A escritora Vidya Narine, em Paris, em 2023.

“O céu é a minha bandeira”, de Vidya Narine, Les Avrils, 164 p., 19€, digital 15€.

De uma sequência política de meados dos anos 2000, que permanece na memória mediática, esta história singular parece nascer, quase sem premeditação. Levado pela voz de Nicolas Sarkozy, Ministro do Interior e então Presidente da República, um conceito que prometia ter um futuro grande e conflituoso, a “identidade nacional”, está gradualmente a corromper o debate público francês. Em poucas palavras (“escumalha”, “véu”), em alguns discursos (em Dakar, na Inalco), Vidya Narine resume uma mudança que a está conduzindo. Ela, “o filho dos anos 1980 que soube aproveitar seu destino, carregado por um sonho branco”ce “sonhar” o que foi universalismo: “Éramos todos franceses, eu também era, e de repente”… De repente, já não sabemos e a história começa.

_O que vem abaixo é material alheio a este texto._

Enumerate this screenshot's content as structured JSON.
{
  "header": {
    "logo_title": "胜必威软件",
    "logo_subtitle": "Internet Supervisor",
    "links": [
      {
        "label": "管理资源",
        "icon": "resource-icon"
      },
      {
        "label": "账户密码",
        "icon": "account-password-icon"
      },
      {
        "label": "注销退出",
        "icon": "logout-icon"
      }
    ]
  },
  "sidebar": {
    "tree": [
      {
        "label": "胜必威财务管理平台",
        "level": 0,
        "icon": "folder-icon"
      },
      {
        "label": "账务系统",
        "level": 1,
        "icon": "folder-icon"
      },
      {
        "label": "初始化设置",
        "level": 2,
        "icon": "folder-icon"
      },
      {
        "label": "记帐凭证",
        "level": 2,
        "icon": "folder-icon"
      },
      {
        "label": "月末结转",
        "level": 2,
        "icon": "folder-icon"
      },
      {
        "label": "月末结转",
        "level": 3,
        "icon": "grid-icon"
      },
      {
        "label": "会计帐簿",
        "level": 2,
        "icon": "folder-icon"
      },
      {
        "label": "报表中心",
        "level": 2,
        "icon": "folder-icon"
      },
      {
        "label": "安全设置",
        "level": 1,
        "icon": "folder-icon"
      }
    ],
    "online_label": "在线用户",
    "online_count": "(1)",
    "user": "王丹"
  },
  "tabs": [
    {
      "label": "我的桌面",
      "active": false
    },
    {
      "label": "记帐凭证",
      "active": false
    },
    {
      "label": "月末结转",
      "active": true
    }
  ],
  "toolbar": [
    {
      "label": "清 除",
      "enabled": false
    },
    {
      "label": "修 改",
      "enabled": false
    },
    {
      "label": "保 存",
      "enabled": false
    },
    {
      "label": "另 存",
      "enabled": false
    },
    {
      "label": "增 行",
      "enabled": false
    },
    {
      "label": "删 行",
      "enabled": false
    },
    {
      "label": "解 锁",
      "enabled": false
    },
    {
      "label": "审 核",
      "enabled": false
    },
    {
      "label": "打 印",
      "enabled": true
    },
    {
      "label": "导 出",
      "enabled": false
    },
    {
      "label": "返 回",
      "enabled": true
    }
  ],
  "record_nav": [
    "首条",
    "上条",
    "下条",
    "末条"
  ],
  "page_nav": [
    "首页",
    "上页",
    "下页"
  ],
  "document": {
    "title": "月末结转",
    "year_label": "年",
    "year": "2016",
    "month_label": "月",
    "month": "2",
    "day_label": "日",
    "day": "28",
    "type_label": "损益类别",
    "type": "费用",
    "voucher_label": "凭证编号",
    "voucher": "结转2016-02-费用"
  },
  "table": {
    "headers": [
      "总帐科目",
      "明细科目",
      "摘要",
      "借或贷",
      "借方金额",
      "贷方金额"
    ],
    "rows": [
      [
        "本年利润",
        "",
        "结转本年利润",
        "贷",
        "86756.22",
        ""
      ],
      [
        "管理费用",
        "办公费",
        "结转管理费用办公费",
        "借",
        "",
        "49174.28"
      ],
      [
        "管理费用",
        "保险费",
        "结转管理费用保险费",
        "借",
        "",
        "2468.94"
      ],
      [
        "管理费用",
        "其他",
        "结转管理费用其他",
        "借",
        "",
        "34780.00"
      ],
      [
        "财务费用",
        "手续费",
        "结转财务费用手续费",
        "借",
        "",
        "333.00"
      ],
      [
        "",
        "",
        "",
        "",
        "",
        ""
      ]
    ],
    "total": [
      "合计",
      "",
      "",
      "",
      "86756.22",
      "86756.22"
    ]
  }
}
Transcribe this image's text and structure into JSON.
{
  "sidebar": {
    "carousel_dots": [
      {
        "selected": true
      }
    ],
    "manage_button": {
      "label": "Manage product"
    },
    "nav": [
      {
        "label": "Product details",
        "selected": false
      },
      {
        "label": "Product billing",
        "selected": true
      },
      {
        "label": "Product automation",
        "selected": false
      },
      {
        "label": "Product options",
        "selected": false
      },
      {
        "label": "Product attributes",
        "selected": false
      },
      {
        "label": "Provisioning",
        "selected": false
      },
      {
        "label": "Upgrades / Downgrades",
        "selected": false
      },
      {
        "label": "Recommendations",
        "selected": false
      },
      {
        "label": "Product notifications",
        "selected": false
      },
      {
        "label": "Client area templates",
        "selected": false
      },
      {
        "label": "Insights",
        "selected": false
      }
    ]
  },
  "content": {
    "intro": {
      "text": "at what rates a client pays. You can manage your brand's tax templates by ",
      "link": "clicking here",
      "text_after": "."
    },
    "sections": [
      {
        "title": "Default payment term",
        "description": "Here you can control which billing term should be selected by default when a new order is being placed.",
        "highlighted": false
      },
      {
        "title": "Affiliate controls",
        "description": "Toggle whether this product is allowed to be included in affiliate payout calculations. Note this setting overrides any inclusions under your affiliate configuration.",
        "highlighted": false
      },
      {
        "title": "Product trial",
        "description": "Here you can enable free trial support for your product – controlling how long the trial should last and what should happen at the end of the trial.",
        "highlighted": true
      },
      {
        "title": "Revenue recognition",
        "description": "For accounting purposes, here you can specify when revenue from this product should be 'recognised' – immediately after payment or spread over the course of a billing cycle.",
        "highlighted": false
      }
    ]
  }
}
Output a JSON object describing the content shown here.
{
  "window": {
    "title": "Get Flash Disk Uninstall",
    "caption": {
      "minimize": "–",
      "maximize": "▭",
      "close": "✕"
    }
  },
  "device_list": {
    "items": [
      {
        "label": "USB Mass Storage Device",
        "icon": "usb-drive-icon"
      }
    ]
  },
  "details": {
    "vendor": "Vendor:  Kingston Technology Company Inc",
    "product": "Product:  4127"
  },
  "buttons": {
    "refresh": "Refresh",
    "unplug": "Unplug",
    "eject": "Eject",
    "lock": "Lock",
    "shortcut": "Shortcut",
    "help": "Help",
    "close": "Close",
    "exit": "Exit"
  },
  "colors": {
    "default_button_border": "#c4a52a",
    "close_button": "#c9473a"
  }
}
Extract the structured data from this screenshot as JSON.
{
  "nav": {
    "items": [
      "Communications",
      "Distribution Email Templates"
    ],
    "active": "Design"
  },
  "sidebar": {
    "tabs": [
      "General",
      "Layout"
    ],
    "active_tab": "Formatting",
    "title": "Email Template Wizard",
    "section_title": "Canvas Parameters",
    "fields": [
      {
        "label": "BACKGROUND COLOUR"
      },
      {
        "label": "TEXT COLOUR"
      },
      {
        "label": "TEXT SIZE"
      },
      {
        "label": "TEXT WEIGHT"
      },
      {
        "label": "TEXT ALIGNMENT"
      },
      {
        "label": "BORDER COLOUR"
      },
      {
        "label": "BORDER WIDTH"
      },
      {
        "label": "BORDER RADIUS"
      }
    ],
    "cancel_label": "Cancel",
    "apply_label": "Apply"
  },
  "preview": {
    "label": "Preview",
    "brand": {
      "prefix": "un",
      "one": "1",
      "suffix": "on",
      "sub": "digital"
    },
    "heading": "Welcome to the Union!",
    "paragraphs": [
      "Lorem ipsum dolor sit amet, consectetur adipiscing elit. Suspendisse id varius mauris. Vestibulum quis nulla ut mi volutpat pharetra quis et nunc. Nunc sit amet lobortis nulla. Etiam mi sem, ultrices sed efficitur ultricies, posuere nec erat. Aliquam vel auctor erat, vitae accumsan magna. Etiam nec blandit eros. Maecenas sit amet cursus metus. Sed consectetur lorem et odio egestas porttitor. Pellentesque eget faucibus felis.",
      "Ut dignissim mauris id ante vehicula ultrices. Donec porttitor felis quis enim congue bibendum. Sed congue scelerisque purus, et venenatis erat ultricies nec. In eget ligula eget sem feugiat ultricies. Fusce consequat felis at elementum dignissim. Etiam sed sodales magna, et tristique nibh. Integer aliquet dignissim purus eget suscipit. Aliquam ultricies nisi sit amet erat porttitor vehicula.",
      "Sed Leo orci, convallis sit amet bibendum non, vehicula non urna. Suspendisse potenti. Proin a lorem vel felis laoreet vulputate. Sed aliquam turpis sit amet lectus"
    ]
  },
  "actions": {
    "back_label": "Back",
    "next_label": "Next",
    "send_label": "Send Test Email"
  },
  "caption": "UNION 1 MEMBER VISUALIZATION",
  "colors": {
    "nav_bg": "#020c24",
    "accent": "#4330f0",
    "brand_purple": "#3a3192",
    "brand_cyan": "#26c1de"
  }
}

Na verdade, começa de novo a milhares de quilómetros de distância, numa fantasmagórica Indochina Francesa onde nasceu a sua mãe. Recomeça, alguns séculos antes, na ilha de São Salvador (Bahamas), onde Cristóvão Colombo desembarcou no final da sua peregrinação, na noite de 11 para 12 de outubro de 1492. Recomeça sempre, no turbilhão das existências, o motivo da roda do Dharma como padrão.

Havia certamente a necessidade de um escritor com uma linguagem tão incomum, sempre clara, sempre incomum, como a de Vidya Narine, autora de um notável primeiro romance, Orquidista (Les Avrils, 2023), para tirar o pó de uma disputa ressonante, mas muitas vezes vazia, que há muito tempo esvaziou as palavras de seu significado. Ela os substitui por outros e deixa proliferar metáforas de arrepiar os cabelos em um rizoma. Ela corta fragmentos da humanidade com mão poética para trazê-los de volta à vida. Álbum de família verdadeiro-falso, O céu é minha bandeira é uma entre 300.000 histórias potenciais de franceses cujo país de origem, “Vietnã” (de acordo com a grafia vietnamita) da colonização francesa (1858-1955), “não existe mais”. Uma história paradoxal, um conto de fortuna, pois, na verdade, para o autor se trata de uma questão de “diga a um país (que ela não tem) não sobrou, um passado (que ela não tem) não conhecido ». Entre uma modéstia sincera e uma impressionante recomposição literária que recusa qualquer categorização, este livro de Vidya Narine é diferente de todos os outros, é a planta que ainda faltava no catálogo, no seio de um ecossistema por demais conhecido.